Kramer machte einen betroffenen Eindruck.

»Komisch, oder? Man würde doch denken, so jemand kennt seine Weiher«, hakte Jo nach.

»Vielleicht hat er nicht aufgepasst oder ihm ist schlecht geworden«, mutmaßte der junge Fischzüchter. »Tobi ist auch schon in einen unserer Teiche gefallen. Aber dem passieren öfter solche Sachen. Ich muss immer auf ihn aufpassen.«

»Herr Sattler war im Fischzüchterverband aktiv, vielleicht kannten Sie ihn ja doch?«

»Nee. Ich bin aus dem Verband ausgetreten. Dafür habe ich keine Zeit.«

Jo nickte verständnisvoll. Anscheinend war er nicht der Einzige, dem die Arbeit über den Kopf wuchs. Da er hier offensichtlich nichts weiter über Sattler in Erfahrung bringen konnte, ließ er sich die Fische einpacken und machte sich auf den Rückweg.

Kapitel 4

Am folgenden Tag setzte Jo im Waidhaus eine Fischverkostung an. Zuerst wurden die Fische von allen Seiten begutachtet.

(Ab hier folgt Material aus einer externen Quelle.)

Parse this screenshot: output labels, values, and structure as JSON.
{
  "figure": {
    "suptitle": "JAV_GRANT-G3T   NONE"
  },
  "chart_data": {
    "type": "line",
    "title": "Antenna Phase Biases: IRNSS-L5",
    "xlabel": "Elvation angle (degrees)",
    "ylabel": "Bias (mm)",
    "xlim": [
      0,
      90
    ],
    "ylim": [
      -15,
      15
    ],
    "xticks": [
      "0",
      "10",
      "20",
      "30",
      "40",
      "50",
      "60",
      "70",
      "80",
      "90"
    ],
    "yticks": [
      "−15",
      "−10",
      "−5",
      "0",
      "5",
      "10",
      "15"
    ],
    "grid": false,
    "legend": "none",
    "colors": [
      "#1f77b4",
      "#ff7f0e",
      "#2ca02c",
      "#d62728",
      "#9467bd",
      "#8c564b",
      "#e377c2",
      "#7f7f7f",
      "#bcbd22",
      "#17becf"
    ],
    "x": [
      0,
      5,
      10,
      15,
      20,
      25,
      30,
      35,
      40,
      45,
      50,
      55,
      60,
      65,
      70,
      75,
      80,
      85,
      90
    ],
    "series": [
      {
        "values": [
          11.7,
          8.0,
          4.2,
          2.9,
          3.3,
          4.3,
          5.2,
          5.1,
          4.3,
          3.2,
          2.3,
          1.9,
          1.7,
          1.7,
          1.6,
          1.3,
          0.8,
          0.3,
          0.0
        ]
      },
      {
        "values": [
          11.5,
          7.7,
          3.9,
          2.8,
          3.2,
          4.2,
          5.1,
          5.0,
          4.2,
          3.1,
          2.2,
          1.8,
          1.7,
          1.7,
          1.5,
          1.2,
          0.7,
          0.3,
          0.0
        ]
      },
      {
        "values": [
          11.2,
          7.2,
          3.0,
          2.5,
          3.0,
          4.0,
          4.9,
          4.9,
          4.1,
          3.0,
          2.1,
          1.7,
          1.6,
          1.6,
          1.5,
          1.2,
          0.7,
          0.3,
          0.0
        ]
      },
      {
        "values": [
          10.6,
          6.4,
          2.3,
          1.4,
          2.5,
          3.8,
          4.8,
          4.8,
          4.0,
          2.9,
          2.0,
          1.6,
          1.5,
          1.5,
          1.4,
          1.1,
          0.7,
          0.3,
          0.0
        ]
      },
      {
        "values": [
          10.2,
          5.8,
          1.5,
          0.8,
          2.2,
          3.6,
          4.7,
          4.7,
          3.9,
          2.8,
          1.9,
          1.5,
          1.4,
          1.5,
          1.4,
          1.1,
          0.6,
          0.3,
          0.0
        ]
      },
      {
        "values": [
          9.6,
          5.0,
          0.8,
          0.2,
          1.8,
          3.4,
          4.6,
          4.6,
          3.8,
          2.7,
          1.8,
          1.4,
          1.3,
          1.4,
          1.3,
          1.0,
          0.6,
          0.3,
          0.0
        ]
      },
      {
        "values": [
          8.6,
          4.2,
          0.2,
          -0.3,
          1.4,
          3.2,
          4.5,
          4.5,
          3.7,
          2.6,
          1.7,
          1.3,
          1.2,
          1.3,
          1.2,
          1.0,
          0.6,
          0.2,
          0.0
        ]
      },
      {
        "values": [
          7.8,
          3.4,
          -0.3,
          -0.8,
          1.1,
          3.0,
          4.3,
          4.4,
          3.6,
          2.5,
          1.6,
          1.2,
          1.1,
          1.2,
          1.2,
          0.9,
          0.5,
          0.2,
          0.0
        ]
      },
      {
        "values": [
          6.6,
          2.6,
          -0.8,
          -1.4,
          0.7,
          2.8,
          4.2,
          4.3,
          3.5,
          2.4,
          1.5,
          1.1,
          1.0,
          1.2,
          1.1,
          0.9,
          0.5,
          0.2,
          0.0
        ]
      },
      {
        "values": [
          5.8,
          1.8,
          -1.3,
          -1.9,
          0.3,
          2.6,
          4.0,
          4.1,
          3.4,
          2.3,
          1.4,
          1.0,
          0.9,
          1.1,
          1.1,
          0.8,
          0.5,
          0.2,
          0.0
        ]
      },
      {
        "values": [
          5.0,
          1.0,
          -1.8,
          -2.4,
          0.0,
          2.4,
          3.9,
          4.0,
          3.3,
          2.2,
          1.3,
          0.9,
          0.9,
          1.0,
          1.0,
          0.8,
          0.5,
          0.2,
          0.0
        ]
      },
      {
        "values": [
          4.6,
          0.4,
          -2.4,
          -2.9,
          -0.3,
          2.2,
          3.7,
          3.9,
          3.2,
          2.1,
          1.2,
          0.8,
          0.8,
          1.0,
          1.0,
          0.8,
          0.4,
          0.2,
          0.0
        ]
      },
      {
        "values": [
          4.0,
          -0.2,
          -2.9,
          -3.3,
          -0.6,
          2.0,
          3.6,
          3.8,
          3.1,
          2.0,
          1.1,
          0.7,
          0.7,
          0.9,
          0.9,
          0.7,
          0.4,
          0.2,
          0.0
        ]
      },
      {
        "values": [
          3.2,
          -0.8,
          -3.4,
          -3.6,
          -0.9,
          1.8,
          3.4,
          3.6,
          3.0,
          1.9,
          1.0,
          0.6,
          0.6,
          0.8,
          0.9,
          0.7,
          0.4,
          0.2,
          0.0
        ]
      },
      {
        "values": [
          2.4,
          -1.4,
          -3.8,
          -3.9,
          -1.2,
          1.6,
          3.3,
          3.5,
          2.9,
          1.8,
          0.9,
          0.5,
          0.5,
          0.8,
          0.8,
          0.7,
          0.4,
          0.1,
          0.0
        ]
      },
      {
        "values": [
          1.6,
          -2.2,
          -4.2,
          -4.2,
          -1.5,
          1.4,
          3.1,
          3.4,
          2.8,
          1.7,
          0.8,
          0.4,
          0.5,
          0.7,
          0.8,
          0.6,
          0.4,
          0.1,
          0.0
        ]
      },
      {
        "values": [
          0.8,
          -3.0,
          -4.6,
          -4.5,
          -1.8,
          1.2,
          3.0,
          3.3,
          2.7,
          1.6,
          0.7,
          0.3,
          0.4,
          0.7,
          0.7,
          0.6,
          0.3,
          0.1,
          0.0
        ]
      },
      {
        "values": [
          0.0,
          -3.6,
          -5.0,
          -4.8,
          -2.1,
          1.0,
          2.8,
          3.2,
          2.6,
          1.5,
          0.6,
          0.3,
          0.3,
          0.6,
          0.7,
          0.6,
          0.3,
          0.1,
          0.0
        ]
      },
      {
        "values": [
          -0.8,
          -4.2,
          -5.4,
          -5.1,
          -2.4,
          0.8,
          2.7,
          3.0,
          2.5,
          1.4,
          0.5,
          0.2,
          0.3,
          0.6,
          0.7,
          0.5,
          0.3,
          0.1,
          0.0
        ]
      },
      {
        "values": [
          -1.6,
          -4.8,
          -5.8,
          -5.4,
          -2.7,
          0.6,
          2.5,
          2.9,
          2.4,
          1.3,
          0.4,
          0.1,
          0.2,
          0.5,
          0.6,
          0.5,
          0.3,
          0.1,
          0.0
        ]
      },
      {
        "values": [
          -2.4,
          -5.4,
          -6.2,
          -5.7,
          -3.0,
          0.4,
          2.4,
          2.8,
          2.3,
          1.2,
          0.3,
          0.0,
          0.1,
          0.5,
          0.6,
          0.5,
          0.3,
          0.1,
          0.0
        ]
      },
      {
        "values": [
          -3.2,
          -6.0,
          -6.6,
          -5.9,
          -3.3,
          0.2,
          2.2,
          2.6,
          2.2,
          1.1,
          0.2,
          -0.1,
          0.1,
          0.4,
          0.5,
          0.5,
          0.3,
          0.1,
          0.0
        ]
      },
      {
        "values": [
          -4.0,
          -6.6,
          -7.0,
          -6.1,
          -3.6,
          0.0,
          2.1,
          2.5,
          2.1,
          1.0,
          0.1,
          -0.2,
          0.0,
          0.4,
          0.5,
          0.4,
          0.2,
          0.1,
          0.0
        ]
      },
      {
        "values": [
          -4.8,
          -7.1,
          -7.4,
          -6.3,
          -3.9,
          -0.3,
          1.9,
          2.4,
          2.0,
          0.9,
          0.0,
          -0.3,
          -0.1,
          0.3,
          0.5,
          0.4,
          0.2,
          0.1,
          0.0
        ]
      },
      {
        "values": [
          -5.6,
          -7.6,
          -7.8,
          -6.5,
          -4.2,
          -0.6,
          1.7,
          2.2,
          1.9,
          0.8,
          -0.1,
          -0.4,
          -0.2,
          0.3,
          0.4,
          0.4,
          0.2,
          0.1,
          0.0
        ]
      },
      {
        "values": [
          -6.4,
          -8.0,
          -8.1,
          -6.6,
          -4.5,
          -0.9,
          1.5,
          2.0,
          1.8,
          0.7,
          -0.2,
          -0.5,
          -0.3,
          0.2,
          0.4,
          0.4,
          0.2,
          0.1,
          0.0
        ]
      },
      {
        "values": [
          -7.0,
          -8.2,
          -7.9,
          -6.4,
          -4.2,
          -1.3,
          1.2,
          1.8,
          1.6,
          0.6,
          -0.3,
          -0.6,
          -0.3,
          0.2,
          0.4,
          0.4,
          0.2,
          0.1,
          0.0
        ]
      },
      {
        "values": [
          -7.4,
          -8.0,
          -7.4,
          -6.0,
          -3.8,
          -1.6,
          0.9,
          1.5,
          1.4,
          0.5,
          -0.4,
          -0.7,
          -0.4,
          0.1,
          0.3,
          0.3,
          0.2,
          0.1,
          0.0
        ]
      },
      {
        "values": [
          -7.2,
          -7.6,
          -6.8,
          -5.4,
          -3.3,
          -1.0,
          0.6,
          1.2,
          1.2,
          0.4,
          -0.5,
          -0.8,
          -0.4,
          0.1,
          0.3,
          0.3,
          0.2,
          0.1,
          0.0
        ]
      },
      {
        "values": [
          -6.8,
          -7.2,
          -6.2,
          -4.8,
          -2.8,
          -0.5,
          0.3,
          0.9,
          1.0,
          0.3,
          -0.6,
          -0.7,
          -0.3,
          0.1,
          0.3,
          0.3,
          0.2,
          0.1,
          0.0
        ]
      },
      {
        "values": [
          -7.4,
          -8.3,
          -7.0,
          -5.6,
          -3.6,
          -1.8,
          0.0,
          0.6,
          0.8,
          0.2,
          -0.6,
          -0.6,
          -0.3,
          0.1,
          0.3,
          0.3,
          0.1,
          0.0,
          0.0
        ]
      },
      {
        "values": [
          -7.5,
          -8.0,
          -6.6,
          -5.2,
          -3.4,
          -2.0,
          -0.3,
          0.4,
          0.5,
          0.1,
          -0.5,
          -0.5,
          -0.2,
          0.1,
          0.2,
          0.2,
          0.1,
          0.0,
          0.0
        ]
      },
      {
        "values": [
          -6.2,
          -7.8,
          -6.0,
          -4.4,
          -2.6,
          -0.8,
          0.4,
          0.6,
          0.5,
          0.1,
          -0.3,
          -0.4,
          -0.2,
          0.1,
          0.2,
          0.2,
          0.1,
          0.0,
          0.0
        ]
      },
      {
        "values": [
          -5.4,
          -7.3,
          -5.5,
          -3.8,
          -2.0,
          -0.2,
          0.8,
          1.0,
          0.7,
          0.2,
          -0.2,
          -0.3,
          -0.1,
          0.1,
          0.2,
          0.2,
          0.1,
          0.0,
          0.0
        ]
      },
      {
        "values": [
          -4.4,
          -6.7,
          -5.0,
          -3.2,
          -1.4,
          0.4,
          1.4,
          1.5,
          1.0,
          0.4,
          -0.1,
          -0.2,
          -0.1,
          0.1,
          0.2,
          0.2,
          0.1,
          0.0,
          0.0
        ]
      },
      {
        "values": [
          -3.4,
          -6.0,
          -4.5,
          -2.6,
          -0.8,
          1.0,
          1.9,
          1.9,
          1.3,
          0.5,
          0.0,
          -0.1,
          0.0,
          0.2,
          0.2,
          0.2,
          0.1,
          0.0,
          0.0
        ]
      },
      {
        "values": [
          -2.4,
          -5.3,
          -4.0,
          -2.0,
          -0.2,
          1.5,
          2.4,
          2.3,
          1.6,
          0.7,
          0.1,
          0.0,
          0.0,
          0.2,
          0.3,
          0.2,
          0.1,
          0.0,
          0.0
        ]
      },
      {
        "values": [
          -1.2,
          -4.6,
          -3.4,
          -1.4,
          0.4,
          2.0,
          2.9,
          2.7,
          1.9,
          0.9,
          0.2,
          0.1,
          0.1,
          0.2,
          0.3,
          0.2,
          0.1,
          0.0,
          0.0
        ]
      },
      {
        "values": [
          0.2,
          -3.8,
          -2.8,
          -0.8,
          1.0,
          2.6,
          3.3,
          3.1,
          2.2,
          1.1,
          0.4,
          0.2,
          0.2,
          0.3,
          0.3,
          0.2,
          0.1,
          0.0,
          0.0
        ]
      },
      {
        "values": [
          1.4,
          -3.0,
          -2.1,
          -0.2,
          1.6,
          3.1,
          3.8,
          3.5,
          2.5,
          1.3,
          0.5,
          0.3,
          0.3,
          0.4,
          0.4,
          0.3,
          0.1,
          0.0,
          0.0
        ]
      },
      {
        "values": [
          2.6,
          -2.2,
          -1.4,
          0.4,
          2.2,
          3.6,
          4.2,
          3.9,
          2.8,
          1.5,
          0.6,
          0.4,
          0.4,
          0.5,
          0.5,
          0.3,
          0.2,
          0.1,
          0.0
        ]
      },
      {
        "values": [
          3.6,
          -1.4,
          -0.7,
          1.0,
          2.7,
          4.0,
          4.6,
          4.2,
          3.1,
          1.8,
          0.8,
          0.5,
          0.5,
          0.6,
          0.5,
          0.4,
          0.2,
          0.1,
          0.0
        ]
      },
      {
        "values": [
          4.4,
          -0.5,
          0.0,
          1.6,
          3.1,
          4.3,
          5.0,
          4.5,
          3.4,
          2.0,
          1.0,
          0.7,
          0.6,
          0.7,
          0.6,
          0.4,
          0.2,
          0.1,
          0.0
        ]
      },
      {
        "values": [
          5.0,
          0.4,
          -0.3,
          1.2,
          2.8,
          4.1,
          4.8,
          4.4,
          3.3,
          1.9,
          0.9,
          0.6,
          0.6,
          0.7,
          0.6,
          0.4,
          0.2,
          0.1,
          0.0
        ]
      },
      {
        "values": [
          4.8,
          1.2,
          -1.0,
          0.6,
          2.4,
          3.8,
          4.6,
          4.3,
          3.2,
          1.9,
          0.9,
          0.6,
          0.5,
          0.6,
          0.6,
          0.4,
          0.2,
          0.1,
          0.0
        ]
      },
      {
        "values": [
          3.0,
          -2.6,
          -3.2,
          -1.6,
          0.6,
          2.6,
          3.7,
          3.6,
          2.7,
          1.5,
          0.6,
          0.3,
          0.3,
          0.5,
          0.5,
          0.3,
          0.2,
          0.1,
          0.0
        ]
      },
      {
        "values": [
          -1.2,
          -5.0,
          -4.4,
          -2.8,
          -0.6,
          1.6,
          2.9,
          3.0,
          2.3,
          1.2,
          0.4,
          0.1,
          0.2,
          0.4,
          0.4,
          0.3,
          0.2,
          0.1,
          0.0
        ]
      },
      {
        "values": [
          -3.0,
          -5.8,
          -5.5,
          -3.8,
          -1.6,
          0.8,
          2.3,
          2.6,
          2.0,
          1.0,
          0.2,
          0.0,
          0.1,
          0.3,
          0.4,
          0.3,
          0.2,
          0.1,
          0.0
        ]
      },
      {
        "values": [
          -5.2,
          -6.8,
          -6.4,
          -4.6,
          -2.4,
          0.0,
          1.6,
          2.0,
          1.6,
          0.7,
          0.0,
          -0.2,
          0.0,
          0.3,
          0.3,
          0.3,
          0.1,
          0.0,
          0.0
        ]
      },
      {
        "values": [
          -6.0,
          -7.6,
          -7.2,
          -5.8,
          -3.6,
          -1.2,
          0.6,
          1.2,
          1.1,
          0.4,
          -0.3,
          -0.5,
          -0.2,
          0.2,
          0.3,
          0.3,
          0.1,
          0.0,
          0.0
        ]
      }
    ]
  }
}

»Sehen alle gut aus«, meinte Pedro. »Sind auch alle gleich groß. Man könnte fast denken, die kommen alle aus demselben Laden.«

Jo nickte. Bei Sattler hatte es mehr Unterschiede gegeben, was Größe und Form anging.

»Duften tun sie auch frisch«, sagte Philipp. Der Jungkoch war der erste Lehrling, den sie im Waidhaus ausgebildet hatten.

»Gut, dann schauen wir mal, wie sie schmecken«, entschied Jo. Sie bereiteten als Erstes Zander vom Grill mit Mozzarella und Basilikumgemüse zu. Der Mozzarella wurde mit Olivenöl, Salz, Knoblauch, Kerbel, Estragon, Petersilie sowie Basilikum gewürzt und anschließend im Mixer zerkleinert. Die Zanderfilets wurden damit bestrichen und vor dem Servieren in einem Salamander glaciert. Dazu gab es ein buntes Gemüse aus Karotten, Blumenkohl, weißen Rüben, Erbsen, Zucchini, Champignons und Kartoffeln. Es wurde kurz in Butter geschwenkt, mit Fischfonds übergossen und dreißig Minuten »al dente« gegart. Als zweites Gericht dünsteten sie Bachforelle mit Muscadet. Auf seine dritte Kreation war Jo besonders stolz – Karpfenrücken in dunklem Bier mit Hopfenspargel. Der Hopfenspargel war eine bayerische Spezialität. Dabei handelte es sich um Triebe, die im Hopfengarten nicht benötigt und im Frühjahr entfernt wurden. Bereits im 19. Jahrhundert waren sie wegen des darin enthaltenen Zuckers beliebt und wurden wie Spargel genutzt. Jo garte sie in Fischfond. Anschließend wurde das Garwasser mit dem Bier auf die Hälfte eingekocht und durch ein Spitzsieb passiert. Das Ganze wurde mit Brotkrumen und Butter gemischt. Der Karpfen wurde mit der Brotlage bestrichen und im Ofen überbacken.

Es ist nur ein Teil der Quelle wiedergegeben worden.